Scientific classification
- Kingdom: Animalia
- Phylum: Chordata
- Class: Aves
- Order: Passeriformes
- Family: Muscicapidae
- Genus: Ficedula
- Species: F. disposita
- Binomial name: Ficedula disposita (Ripley & Marshall, 1967)

= Furtive flycatcher =

- Genus: Ficedula
- Species: disposita
- Authority: (Ripley & Marshall, 1967)
- Conservation status: LC

Species of bird

The furtive flycatcher (Ficedula disposita) is a species of bird in the family Muscicapidae. It is endemic to the island of Luzon in the Philippines.

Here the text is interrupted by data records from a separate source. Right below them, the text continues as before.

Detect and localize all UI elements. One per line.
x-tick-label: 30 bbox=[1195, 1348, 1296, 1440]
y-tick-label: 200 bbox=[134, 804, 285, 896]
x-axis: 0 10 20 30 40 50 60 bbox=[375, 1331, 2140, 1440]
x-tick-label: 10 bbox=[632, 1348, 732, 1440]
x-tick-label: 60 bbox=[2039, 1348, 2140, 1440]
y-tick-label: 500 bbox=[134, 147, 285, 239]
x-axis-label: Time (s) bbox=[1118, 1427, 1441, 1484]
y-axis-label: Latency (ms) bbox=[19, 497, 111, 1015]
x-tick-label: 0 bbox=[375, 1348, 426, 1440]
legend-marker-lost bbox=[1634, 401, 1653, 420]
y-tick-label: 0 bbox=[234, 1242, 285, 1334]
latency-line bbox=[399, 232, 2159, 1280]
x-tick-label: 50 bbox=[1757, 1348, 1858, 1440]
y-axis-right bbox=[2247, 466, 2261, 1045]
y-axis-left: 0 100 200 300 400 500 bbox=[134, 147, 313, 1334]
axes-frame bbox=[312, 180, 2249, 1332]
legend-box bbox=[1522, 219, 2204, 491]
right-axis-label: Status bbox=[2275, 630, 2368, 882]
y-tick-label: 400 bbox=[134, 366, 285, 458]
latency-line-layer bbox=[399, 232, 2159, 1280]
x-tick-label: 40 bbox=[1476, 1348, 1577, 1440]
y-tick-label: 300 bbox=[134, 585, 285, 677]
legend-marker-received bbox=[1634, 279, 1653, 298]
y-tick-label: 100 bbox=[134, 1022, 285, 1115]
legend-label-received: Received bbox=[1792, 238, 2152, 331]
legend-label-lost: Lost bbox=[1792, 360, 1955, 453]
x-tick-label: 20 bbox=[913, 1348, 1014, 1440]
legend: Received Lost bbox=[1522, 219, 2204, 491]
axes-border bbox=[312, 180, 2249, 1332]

Its natural habitats are tropical moist lowland forests and tropical moist montane forests.

== Description and taxonomy ==
This is a small bird found in the lowland forests of Luzon where it is typically associated with dense bamboo growths. It is dark brown with a gray chest, has a white throat and belly and a tail that is primarily orange but a dark brown tip..

Its song is described as a descending three note whistle. It also has a faint but sharp whistling call.

This species is monotypic.

Up until 1991, it was only known from a single female specimen. Due to a lack of specimens, it was formerly conspecific with the Cryptic flycatcher and the Lompobattang flycatcher, but is significantly different in plummage.

== Ecology and behavior ==
It is a secretive bird usually found solitary or as a pair perched close to the forest floor often motionless for long periods. It is often found in bamboo groves and seems more tolerant of degraded secondary forest. Not much is known about its diet but it is believed to be an insectivore.

Birds found in breeding condition with enlarged gonads but otherwise nothing is known about its breeding habits, nest and fledgelings.

== Habitat and conservation status ==
Its natural habitat is tropical moist lowland forest. It was previously classified as near threatened by the IUCN due to continuing forest loss on Luzon. However, in 2024, this species was reassessed as least concern. This downlisting does not mean that this species is increasing but rather reflects new data that this species occurs in higher densities than originally believed. This species was discovered to be able to survive in secondary habitat.Its threats are mainly habitat loss due to deforestation for logging, mining and farmland. There are no known targeted conservation actions for this bird, but it will indirectly benefit from the conservation of other North Luzon species like the Critically Endangered Isabela oriole. The stronghold of the Isabela oriole in Baggao is being proposed as a protected area and will thus preserve key habitat.

It occurs in the Northern Sierra Madre Natural Park, Aurora Memorial National Park and Kalbario–Patapat Natural Park but enforcement from loggers and hunters is still lax.